The classification API allows you to classify text inputs using classification models. This implementation follows the same format as vLLM’s 0.7.0 classification API.

API endpoint

Output
POST /v1/classify

Request format

Config
{
  "model": "model_name",
  "input": "text to classify"
}

Parameters

model
string
required
The name of the classification model to use.
input
string
required
The text to classify.
user
string
User identifier for tracking.
rid
string
Request ID for tracking.
priority
integer
Request priority.

Response format

Config
{
  "id": "classify-9bf17f2847b046c7b2d5495f4b4f9682",
  "object": "list",
  "created": 1745383213,
  "model": "jason9693/Qwen2.5-1.5B-apeach",
  "data": [
    {
      "index": 0,
      "label": "Default",
      "probs": [0.565970778465271, 0.4340292513370514],
      "num_classes": 2
    }
  ],
  "usage": {
    "prompt_tokens": 10,
    "total_tokens": 10,
    "completion_tokens": 0,
    "prompt_tokens_details": null
  }
}

Response fields

id
string
required
Unique identifier for the classification request.
object
string
required
Always "list".
created
integer
required
Unix timestamp when the request was created.
model
string
required
The model used for classification.
data
object[]
required
Array of classification results.
usage
object
required
Token usage information.

Example usage

Command
curl -v "http://127.0.0.1:8000/v1/classify" \
  -H "Content-Type: application/json" \
  -d '{
    "model": "jason9693/Qwen2.5-1.5B-apeach",
    "input": "Loved the new café—coffee was great."
  }'

Supported models

The classification API works with any classification model supported by SGLang, including:
ModelType
LlamaForSequenceClassificationMulti-class classification
Qwen2ForSequenceClassificationMulti-class classification
Qwen3ForSequenceClassificationMulti-class classification
BertForSequenceClassificationMulti-class classification
Gemma2ForSequenceClassificationMulti-class classification
The API automatically uses the id2label mapping from the model’s config.json file to provide meaningful label names instead of generic class names.
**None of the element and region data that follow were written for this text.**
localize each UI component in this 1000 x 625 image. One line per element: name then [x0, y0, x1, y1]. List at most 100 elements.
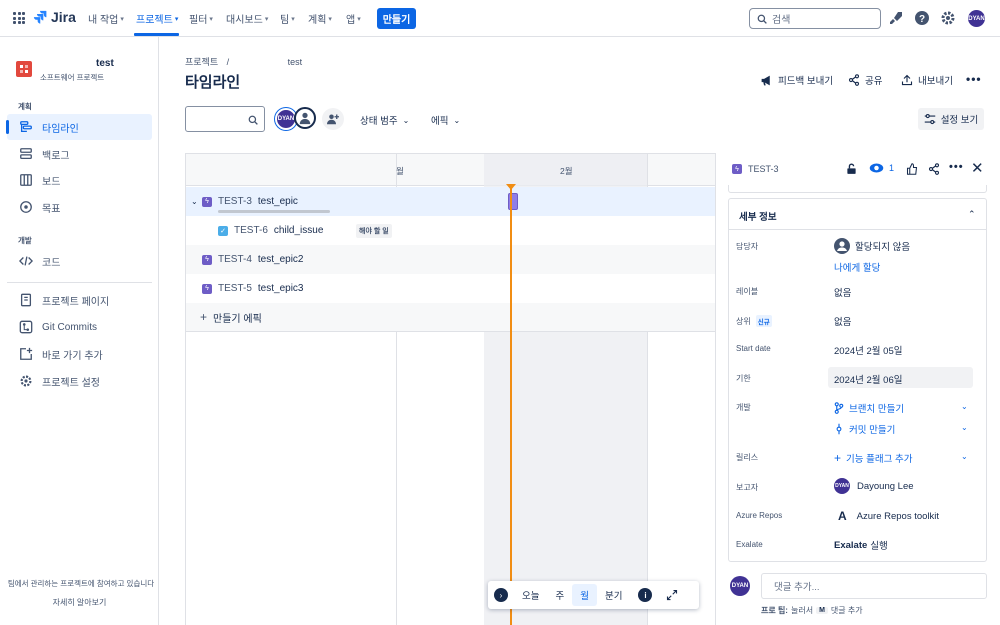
- start-date-value[interactable]: 2024년 2월 05일: [834, 343, 902, 357]
- timeline-row-child[interactable]: ✓ TEST-6 child_issue 해야 할 일: [186, 216, 715, 245]
- more-actions-icon[interactable]: •••: [949, 161, 964, 173]
- filter-label: 에픽: [431, 116, 449, 127]
- comment-input[interactable]: 댓글 추가...: [761, 573, 987, 599]
- export-button[interactable]: 내보내기: [901, 73, 953, 87]
- learn-more-link[interactable]: 자세히 알아보기: [0, 597, 159, 608]
- close-icon[interactable]: ✕: [971, 159, 984, 177]
- timeline-row-epic[interactable]: ϟ TEST-4 test_epic2: [186, 245, 715, 274]
- assign-to-me-link[interactable]: 나에게 할당: [834, 260, 880, 274]
- scale-quarter[interactable]: 분기: [597, 584, 630, 606]
- branch-icon: [834, 402, 844, 414]
- share-icon[interactable]: [928, 163, 940, 175]
- expand-left-icon[interactable]: ›: [494, 588, 508, 602]
- app-switcher-icon[interactable]: [13, 12, 25, 24]
- assignee-value[interactable]: 할당되지 않음: [834, 238, 910, 254]
- sidebar-item-project-settings[interactable]: 프로젝트 설정: [7, 368, 152, 394]
- exalate-value[interactable]: Exalate 실행: [834, 538, 888, 553]
- create-button[interactable]: 만들기: [377, 8, 416, 29]
- lock-icon[interactable]: [846, 163, 857, 175]
- nav-apps[interactable]: 앱 ▾: [346, 11, 361, 26]
- nav-label: 팀: [280, 15, 290, 26]
- scale-month[interactable]: 월: [572, 584, 597, 606]
- issue-summary: test_epic3: [257, 283, 304, 294]
- chevron-up-icon[interactable]: ⌃: [968, 209, 976, 220]
- scale-week[interactable]: 주: [547, 584, 572, 606]
- export-label: 내보내기: [918, 76, 953, 87]
- thumbs-up-icon[interactable]: [906, 163, 918, 175]
- sidebar-item-backlog[interactable]: 백로그: [7, 141, 152, 167]
- issue-detail-panel: ϟ TEST-3 1 ••• ✕ 세부 정보 ⌃ 담당자 할당되지 않음 나에게…: [715, 153, 1000, 625]
- nav-teams[interactable]: 팀 ▾: [280, 11, 295, 26]
- profile-avatar[interactable]: DYAN: [968, 10, 985, 27]
- create-epic-row[interactable]: + 만들기 에픽: [186, 303, 715, 332]
- details-heading: 세부 정보: [739, 212, 777, 223]
- create-epic-button[interactable]: + 만들기 에픽: [200, 310, 262, 325]
- nav-projects[interactable]: 프로젝트 ▾: [136, 11, 178, 26]
- timeline-grid: 월 2월 ⌄ ϟ TEST-3 test_epic ✓ TEST-6 child…: [185, 153, 715, 625]
- project-name: test: [96, 58, 114, 69]
- watchers-button[interactable]: 1: [869, 162, 894, 174]
- info-icon[interactable]: i: [638, 588, 653, 602]
- sidebar-item-board[interactable]: 보드: [7, 167, 152, 193]
- status-category-filter[interactable]: 상태 범주 ⌄: [360, 113, 409, 128]
- sidebar-item-goals[interactable]: 목표: [7, 194, 152, 220]
- help-icon[interactable]: ?: [914, 10, 930, 26]
- feedback-button[interactable]: 피드백 보내기: [760, 73, 833, 87]
- chevron-down-icon: ▾: [357, 15, 361, 23]
- today-button[interactable]: 오늘: [514, 584, 547, 606]
- issue-key[interactable]: TEST-3: [748, 164, 779, 174]
- breadcrumb-projects[interactable]: 프로젝트: [185, 57, 218, 67]
- epic-filter[interactable]: 에픽 ⌄: [431, 113, 460, 128]
- nav-dashboards[interactable]: 대시보드 ▾: [226, 11, 268, 26]
- jira-logo[interactable]: Jira: [33, 9, 76, 25]
- issue-summary: test_epic: [257, 196, 298, 207]
- more-actions-icon[interactable]: •••: [966, 72, 982, 86]
- timeline-row-epic[interactable]: ϟ TEST-5 test_epic3: [186, 274, 715, 303]
- goals-target-icon: [20, 201, 32, 213]
- filter-avatar-unassigned[interactable]: [294, 107, 316, 129]
- azure-repos-value[interactable]: A Azure Repos toolkit: [834, 509, 939, 523]
- chevron-down-icon[interactable]: ⌄: [961, 423, 968, 432]
- sidebar-item-label: 프로젝트 설정: [42, 377, 100, 389]
- tip-key: M: [816, 607, 828, 614]
- due-date-value[interactable]: 2024년 2월 06일: [834, 372, 902, 386]
- view-settings-button[interactable]: 설정 보기: [918, 108, 984, 130]
- epic-icon: ϟ: [732, 164, 742, 174]
- add-people-button[interactable]: [322, 108, 344, 130]
- timeline-row-epic[interactable]: ⌄ ϟ TEST-3 test_epic: [186, 187, 715, 216]
- timeline-search-input[interactable]: [185, 106, 265, 132]
- project-type: 소프트웨어 프로젝트: [40, 73, 105, 82]
- add-feature-flag-link[interactable]: + 기능 플래그 추가: [834, 451, 912, 465]
- settings-gear-icon[interactable]: [940, 10, 956, 26]
- chevron-down-icon[interactable]: ⌄: [961, 452, 968, 461]
- sidebar: test 소프트웨어 프로젝트 계획 타임라인 백로그 보드 목표 개발 코드 …: [0, 37, 159, 625]
- sidebar-item-add-shortcut[interactable]: 바로 가기 추가: [7, 341, 152, 367]
- sidebar-item-git-commits[interactable]: Git Commits: [7, 314, 152, 340]
- fullscreen-icon[interactable]: [666, 589, 678, 601]
- feedback-label: 피드백 보내기: [778, 76, 834, 87]
- sidebar-item-code[interactable]: 코드: [7, 248, 152, 274]
- chevron-down-icon[interactable]: ⌄: [961, 402, 968, 411]
- parent-value[interactable]: 없음: [834, 314, 851, 328]
- watchers-count: 1: [889, 163, 895, 173]
- reporter-value[interactable]: DYAN Dayoung Lee: [834, 478, 914, 494]
- search-icon: [757, 14, 767, 24]
- nav-your-work[interactable]: 내 작업 ▾: [88, 11, 124, 26]
- nav-label: 내 작업: [88, 15, 119, 26]
- nav-filters[interactable]: 필터 ▾: [189, 11, 213, 26]
- create-branch-link[interactable]: 브랜치 만들기: [834, 401, 904, 415]
- pro-tip: 프로 팁: 눌러서 M 댓글 추가: [761, 605, 863, 616]
- page-icon: [20, 293, 32, 307]
- create-commit-link[interactable]: 커밋 만들기: [834, 422, 895, 436]
- nav-plans[interactable]: 계획 ▾: [308, 11, 332, 26]
- search-input[interactable]: 검색: [749, 8, 881, 29]
- notifications-rocket-icon[interactable]: [888, 10, 904, 26]
- megaphone-icon: [761, 75, 770, 85]
- section-dev-heading: 개발: [18, 236, 32, 245]
- sidebar-item-timeline[interactable]: 타임라인: [6, 114, 152, 140]
- breadcrumb-project[interactable]: test: [288, 57, 303, 67]
- chevron-down-icon[interactable]: ⌄: [191, 197, 198, 206]
- share-button[interactable]: 공유: [848, 73, 882, 87]
- sidebar-item-project-pages[interactable]: 프로젝트 페이지: [7, 287, 152, 313]
- labels-value[interactable]: 없음: [834, 285, 851, 299]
If id2label is not available, it falls back to LABEL_0, LABEL_1, etc., or Class_0, Class_1 as a last resort.

Error handling

The API returns appropriate HTTP status codes and error messages:
Status codeMeaning
400 Bad RequestInvalid request format or missing required fields
500 Internal Server ErrorServer-side processing error
Error response format:
Config
{
  "error": "Error message",
  "type": "error_type",
  "code": 400
}

Implementation details

Handles routing and request/response models in sgl-model-gateway/src/protocols/spec.rs.
Implements the actual endpoint in python/sglang/srt/entrypoints/http_server.py.
Handles the classification logic in python/sglang/srt/entrypoints/openai/serving_classify.py.

Testing

Use the provided test script to verify the implementation:
python test_classify_api.py

Compatibility

This implementation is compatible with vLLM’s classification API format, allowing seamless migration from vLLM to SGLang for classification tasks.